The A380's wings are 20cm inside airport limits but still provide enough lift for the world's largest passenger aircraft to fly efficiently - saving fuel, lowering emissions and reducing airport congestion
Lots of people look to lose weight to improve their performance; the same is true in the battle for efficiency by reducing the weight on board the plane uses less fuel.
Boeing says that its 787 Dreamliner will cut fuel use by 20% thanks to the technological innovation used in their new engines and the use of lightweight, composite materials.
Meanwhile, EADS says that the A380 is the first long-haul aircraft to consume less than three litres of fuel per passenger over 100 km, a rate comparable to an economical family car.
It claims that the A380’s efficiency and advanced technological innovations result in 15–20% lower seat-mile costs than those of competitor aircraft. Fuel-efficient engines and the use of advanced composite materials have played a vital role in reducing the A380’s operating costs.
The airframe is made up of some 25% composite material by weight, while the Airbus A350XWB, which entered production in 2010, utilizes around 50% composite material.
Economic measures are causing technological innovation to grow by provide incentives for the industry to reduce emissions through buying more efficient aircraft, funding research and development, and emissions trading.
While it is no surprise that more and more growing aeronautical innovations are inspired by birds, designers are looking at a greater array of natural structures, organs and materials - and these tried and tested patterns of the natural world will continue to be a powerful source of inspiration for the future.
The surface of a lotus leaf has evolved to keep it clean and dry by causing rainwater to roll off and take any dirt with it.
Known as the "lotus effect", these properties have inspired coatings for cabin fittings, which shed water in beads, taking contaminants with them. This improves hygiene and reduces the amount of water needed.
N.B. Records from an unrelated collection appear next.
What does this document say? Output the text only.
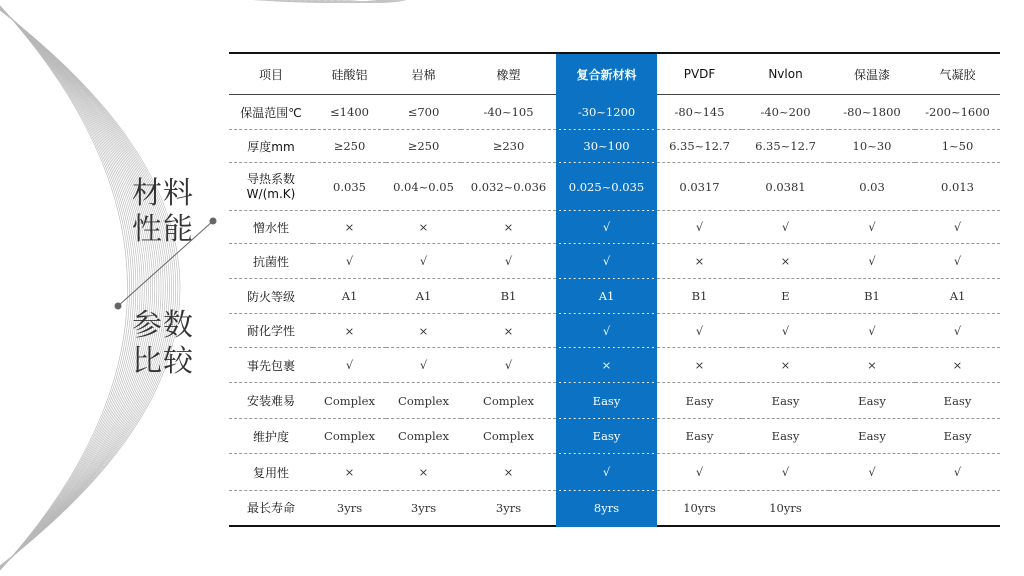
材料性能
参数比较
项目	硅酸铝	岩棉	橡塑	复合新材料	PVDF	Nvlon	保温漆	气凝胶
保温范围℃	≤1400	≤700	-40~105	-30~1200	-80~145	-40~200	-80~1800	-200~1600
厚度mm	≥250	≥250	≥230	30~100	6.35~12.7	6.35~12.7	10~30	1~50
导热系数
W/(m.K)	0.035	0.04~0.05	0.032~0.036	0.025~0.035	0.0317	0.0381	0.03	0.013
憎水性	×	×	×	√	√	√	√	√
抗菌性	√	√	√	√	×	×	√	√
防火等级	A1	A1	B1	A1	B1	E	B1	A1
耐化学性	×	×	×	√	√	√	√	√
事先包裹	√	√	√	×	×	×	×	×
安装难易	Complex	Complex	Complex	Easy	Easy	Easy	Easy	Easy
维护度	Complex	Complex	Complex	Easy	Easy	Easy	Easy	Easy
复用性	×	×	×	√	√	√	√	√
最长寿命	3yrs	3yrs	3yrs	8yrs	10yrs	10yrs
This in turn reduces the weight of the aircraft and, therefore, the amount of fuel burn and carbon emissions. This innovation is already used on the surfaces of Airbus cabin bathrooms today and in the future will be found on the fabric of seats and carpets. There are even plans to use the lotus technique on the outside of the aircraft.
'Groovy' shark skin
Just as the shark swims effortlessly through the water so soon will aeroplanes fly through the sky. Scientists have found the skin of a shark is covered by microscopic grooves that actually reduce their drag through the water, therefore allowing the shark to conserve energy as they search for food.
For over thirty years this 'groovy skin' concept has been investigated and tested by aerospace engineers and is eventually being adapted and applied to the construction of aircraft. Just as a shark can minimize the energy it expends in motion, these microscopic grooves can help to reduce the fuel burnt by a jet aircraft.Butterfly Wings
Butterflies have long been a symbol of transformation so it is fitting that their wings are a focus of aircraft engineers. While they are some of the most beautiful and delicate creatures on the planet, their wings are fantastically intricate mechanisms, designed to achieve optimum efficiency in flight.
Researchers are looking to harness the butterfly’s ability to twist and turn wings in flight. The possibility of using small movable surfaces and active internal structural components as part of an aircraft wing to mimic the way micro-capillaries in a butterfly's wing make for more efficient flight in the future.